I've been trying to work with BeautifulSoup because I want to try and scrape a webpage (https://www.imdb.com/search/title?release_date=2017&sort=num_votes,desc&page=1). So far I scraped some elements with success but now I wanted to scrape a movie description but I've been struggling. The description is simply situated like this in html :
<div class="lister-item mode-advanced">
<div class="lister-item-content>
<p class="muted-text"> paragraph I don't need</p>
<p class="muted-text"> paragraph I need</p>
</div>
</div>
I want to scrape the second paragraph which seemed easy to do but everything I tried gave me 'None' as output. I've been digging around to find an answer. In an other stackoverflow post I found that
find('p:nth-of-type(1)')
or
find_elements_by_css_selector('.lister-item-mode >p:nth-child(1)')
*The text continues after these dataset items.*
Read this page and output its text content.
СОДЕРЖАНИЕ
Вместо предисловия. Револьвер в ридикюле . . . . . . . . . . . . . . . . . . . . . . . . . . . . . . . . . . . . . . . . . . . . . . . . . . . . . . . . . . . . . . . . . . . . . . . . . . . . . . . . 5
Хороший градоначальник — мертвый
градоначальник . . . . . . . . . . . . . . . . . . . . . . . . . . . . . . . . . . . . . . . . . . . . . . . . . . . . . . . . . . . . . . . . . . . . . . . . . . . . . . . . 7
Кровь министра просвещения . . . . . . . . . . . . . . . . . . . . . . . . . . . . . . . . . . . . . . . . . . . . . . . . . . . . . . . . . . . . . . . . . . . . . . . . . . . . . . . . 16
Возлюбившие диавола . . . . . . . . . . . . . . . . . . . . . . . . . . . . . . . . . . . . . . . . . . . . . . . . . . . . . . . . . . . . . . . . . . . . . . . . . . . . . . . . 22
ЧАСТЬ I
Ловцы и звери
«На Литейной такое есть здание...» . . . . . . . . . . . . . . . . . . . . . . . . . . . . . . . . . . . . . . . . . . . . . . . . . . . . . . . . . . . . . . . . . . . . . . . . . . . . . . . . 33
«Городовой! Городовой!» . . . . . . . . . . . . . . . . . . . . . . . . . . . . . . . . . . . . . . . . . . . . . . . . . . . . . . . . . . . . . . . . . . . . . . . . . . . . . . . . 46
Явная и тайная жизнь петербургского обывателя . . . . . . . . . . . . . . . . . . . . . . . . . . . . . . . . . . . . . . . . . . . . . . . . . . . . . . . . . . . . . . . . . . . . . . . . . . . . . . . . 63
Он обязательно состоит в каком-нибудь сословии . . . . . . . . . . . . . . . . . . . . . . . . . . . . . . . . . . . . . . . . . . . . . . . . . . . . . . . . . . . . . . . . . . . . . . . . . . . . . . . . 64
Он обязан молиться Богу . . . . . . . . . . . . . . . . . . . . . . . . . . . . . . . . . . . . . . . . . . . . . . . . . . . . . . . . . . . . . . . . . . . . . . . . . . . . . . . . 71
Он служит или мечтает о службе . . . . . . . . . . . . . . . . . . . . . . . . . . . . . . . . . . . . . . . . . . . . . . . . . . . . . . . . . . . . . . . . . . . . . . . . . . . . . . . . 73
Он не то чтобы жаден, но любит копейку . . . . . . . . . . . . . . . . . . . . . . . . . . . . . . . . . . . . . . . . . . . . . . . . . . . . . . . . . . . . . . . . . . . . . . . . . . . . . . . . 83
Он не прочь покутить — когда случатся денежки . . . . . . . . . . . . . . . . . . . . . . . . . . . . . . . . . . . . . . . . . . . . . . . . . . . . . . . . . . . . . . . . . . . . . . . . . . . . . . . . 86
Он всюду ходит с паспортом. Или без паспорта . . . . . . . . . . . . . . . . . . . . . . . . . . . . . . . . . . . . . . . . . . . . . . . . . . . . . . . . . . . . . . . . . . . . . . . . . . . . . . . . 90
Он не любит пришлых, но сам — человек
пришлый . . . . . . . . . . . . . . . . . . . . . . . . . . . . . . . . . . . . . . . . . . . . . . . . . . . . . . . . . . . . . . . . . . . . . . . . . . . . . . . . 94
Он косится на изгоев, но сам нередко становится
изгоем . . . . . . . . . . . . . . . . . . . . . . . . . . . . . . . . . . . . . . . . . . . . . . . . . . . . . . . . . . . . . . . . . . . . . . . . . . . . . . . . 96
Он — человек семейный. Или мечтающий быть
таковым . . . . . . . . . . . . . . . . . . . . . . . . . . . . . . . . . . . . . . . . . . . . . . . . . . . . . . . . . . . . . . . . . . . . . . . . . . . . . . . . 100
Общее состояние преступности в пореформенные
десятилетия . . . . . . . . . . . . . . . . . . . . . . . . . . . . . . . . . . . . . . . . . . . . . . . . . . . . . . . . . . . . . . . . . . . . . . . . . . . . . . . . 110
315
could do the trick but it still gives me
none #as output
Below you can find a piece of my code it's a bit low grade code because I'm just trying out stuff to learn
import urllib2
from bs4 import BeautifulSoup
from requests import get
url = 'http://www.imdb.com/search/title?
release_date=2017&sort=num_votes,desc&page=1'
response = get(url)
html_soup = BeautifulSoup(response.text, 'html.parser')
type(html_soup)
movie_containers = html_soup.find_all('div', class_='lister-item mode-
advanced')
first_movie = movie_containers[0]
first_title = first_movie.h3.a.text
print first_title
first_year = first_movie.h3.find('span', class_='lister-item-year text-muted unbold')
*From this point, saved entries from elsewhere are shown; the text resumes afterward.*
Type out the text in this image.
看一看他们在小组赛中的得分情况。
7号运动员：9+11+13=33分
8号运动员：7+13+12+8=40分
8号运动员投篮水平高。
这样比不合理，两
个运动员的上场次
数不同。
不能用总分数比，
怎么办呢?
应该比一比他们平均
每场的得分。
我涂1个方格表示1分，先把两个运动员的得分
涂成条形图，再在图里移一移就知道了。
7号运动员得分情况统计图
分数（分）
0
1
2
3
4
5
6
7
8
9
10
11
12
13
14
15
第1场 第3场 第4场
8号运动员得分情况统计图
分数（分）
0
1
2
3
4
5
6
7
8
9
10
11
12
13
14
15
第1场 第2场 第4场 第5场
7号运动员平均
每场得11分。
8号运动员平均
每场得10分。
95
first_year = first_year.text
print first_year
first_imdb = float(first_movie.strong.text)
print first_imdb
# !!!! problem zone ---------------------------------------------
first_description = first_movie.find('p', class_='muted-text')
#first_description = first_description.text
print first_description
the above code gives me this output:
$ python scrape.py
Logan
(2017)
8.1
None
I would like to learn the correct method of selecting html tags because it will be useful to know for future projects.
find_all() method looks through a tag’s descendants and retrieves
all descendants that match your filters.
You can then use the list's index to get the element you need. Index starts at 0, so 1 will give the second item.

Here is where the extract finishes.